RR: I released Paradox One -Reality Quake by Phil Jackson because I thought it was real good. I've also released a live recording of the Night Owls, a 1930's type jazz band, really great musicianship and complex song structures. I'll release music that I believe people should hear.
AI: Any future projects or news we should know about?

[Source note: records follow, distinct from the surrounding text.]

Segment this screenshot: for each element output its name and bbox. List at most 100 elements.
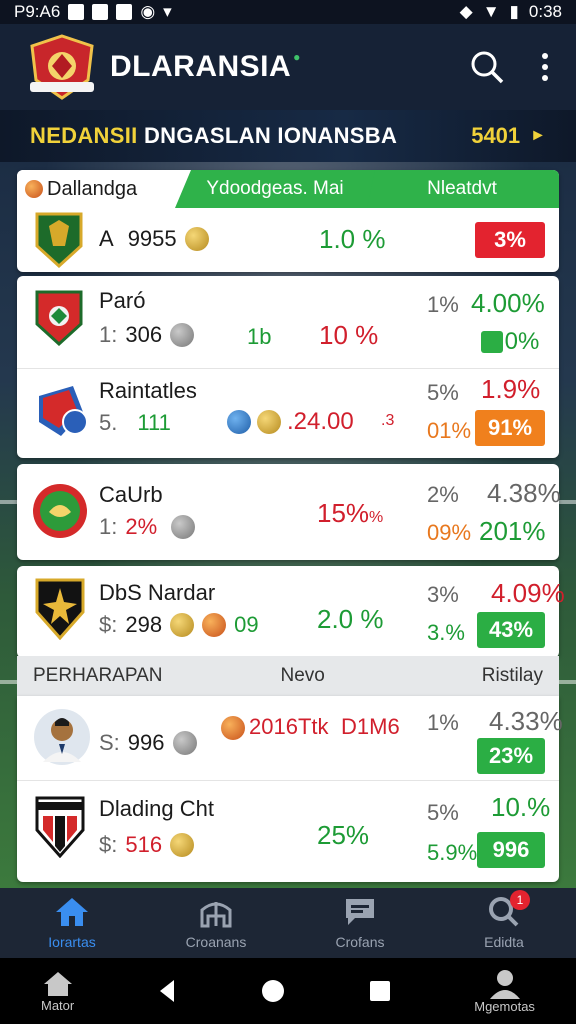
user-icon [489,969,520,999]
row-prefix: 5. [99,410,118,435]
match-card[interactable]: S: 996 2016Ttk D1M6 1% 4.33% 23% Dlading… [17,696,563,882]
coin-icon [170,613,195,637]
status-clock: 0:38 [528,2,562,21]
team-name: Raintatles [99,378,197,403]
row-percentage: 1.9% [481,374,541,404]
small-value: 01% [427,418,472,443]
odds-badge[interactable]: 3% [475,222,545,258]
media-icon: ◉ [140,2,156,21]
small-value: 3.% [427,620,465,645]
match-card[interactable]: DbS Nardar $: 298 09 2.0 % 3% 4.09% 3.% … [17,566,565,658]
nav-item-stadium[interactable]: Croanans [144,896,288,950]
bottom-navigation: Iorartas Croanans Crofans 1 Edidta [0,888,576,958]
status-square-icon [480,331,503,353]
stadium-icon [200,902,232,928]
mid-small: .3 [381,412,395,429]
coin-icon [221,716,245,740]
mid-percentage: 15%% [317,498,384,528]
status-bar: P9:A6 ◉ ▾ ◆ ▼ ▮ 0:38 [0,0,576,24]
status-time: P9:A6 [14,2,61,21]
more-vert-icon[interactable] [540,52,550,82]
nav-item-chat[interactable]: Crofans [288,896,432,950]
nav-item-home[interactable]: Iorartas [0,896,144,950]
team-name: CaUrb [99,482,163,507]
row-value: 306 [125,322,163,347]
club-logo [30,34,94,100]
notification-icon [116,4,133,20]
small-value: 09% [427,520,472,545]
row-value: 2% [125,514,158,539]
chat-icon [346,899,374,925]
row-value: 298 [125,612,163,637]
team-crest [35,290,83,346]
small-value: 1% [427,292,459,317]
mid-value-secondary: D1M6 [341,714,400,739]
small-value: 2% [427,482,459,507]
odds-badge[interactable]: 23% [477,738,545,774]
small-value: 5% [427,380,459,405]
row-percentage: 4.00% [471,288,545,318]
row-prefix: 1: [99,514,118,539]
system-home-button[interactable]: Mator [41,970,74,1013]
wifi-icon: ▼ [482,2,500,21]
odds-badge[interactable]: 0% [475,324,545,360]
row-value: 516 [125,832,163,857]
section-right: Ristilay [481,665,543,686]
odds-badge[interactable]: 91% [475,410,545,446]
search-icon[interactable] [470,50,504,84]
coin-icon [170,323,195,347]
section-left: PERHARAPAN [33,665,163,686]
small-value: 5.9% [427,840,478,865]
coin-icon [202,613,227,637]
row-percentage: 4.38% [487,478,561,508]
section-header: PERHARAPAN Nevo Ristilay [17,656,559,696]
team-name: DbS Nardar [99,580,216,605]
header-col-team: Dallandga [47,177,138,200]
back-icon[interactable] [156,978,178,1004]
recents-icon[interactable] [368,979,392,1003]
match-card[interactable]: Paró 1: 306 1b 10 % 1% 4.00% 0% Raintatl… [17,276,559,458]
team-name: Dlading Cht [99,796,214,821]
section-mid: Nevo [280,665,325,686]
team-crest [35,212,83,268]
team-crest [35,796,85,858]
team-crest [39,386,88,436]
coin-icon [170,833,195,857]
row-percentage: 4.33% [489,706,563,736]
coin-icon [172,731,197,755]
row-prefix: $: [99,832,118,857]
home-circle-icon[interactable] [260,978,286,1004]
league-title: NEDANSII DNGASLAN IONANSBA [30,123,398,148]
odds-badge[interactable]: 996 [477,832,545,868]
notification-icon [92,4,109,20]
app-title: DLARANSIA ● [110,50,301,83]
match-card[interactable]: CaUrb 1: 2% 15%% 2% 4.38% 09% 201% [17,464,561,560]
notification-badge: 1 [510,890,530,910]
coin-icon [184,227,209,251]
row-value: 996 [127,730,165,755]
small-value: 3% [427,582,459,607]
system-profile-button[interactable]: Mgemotas [474,969,535,1014]
chevron-right-icon: ► [530,127,546,144]
row-prefix: A [99,226,114,251]
team-crest [35,578,85,640]
row-number: 09 [234,612,259,637]
chevron-down-icon: ▾ [163,2,172,21]
system-navigation: Mator Mgemotas [0,958,576,1024]
row-percentage: 10.% [491,792,551,822]
signal-icon: ◆ [459,2,473,21]
league-banner[interactable]: NEDANSII DNGASLAN IONANSBA 5401 ► [0,110,576,162]
notification-icon [68,4,85,20]
team-crest [33,484,87,538]
match-card[interactable]: Dallandga Ydoodgeas. Mai Nleatdvt A 9955… [17,170,559,272]
mid-percentage: 25% [317,820,370,850]
nav-item-search[interactable]: 1 Edidta [432,890,576,950]
coin-icon [171,515,196,539]
battery-icon: ▮ [509,2,519,21]
row-percentage: 201% [479,516,546,546]
row-value: 9955 [127,226,177,251]
header-col-odds: Ydoodgeas. Mai [175,170,375,208]
home-icon [56,898,88,926]
row-percentage: 1.0 % [319,224,386,254]
odds-badge[interactable]: 43% [477,612,545,648]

RR: As for future projects, maybe this version of the Rick Ray Band will put an album out, we'll see how things go. I'll always be recording. I think if I didn't I would explode. A lot of things inspire me to write and record music. It could be a news story or something that personally happens to me, good or bad. The Bible (AKJV) is great inspiration for me, I see the Book Of Revelation unfolding right in front of us, it's prophecies are beginning to come to pass. World Government, Aids, Cloning, The Atomic Bomb and various other plagues, manipulating DNA, mind control, rampant drug culture (especially prescription drugs) is all written in the Book Of Revelation and that was Jesus Christ's words told to John so he could write it down for us. A letter from God to warn of some very, very bad things coming up in our life time. So a lot of times after studying this book I pick up my guitar and go. I'm into God , Jesus, the Bible and the truth but not religion, religion is pretty much evil bull$&!t. Religion's sole purpose is to take people away from God and out of all the so called churches there are in this world today, you could count, probably on one hand, how many good ones there are, that are only into the truth and not religion and money and being holier than thou and all that stuff.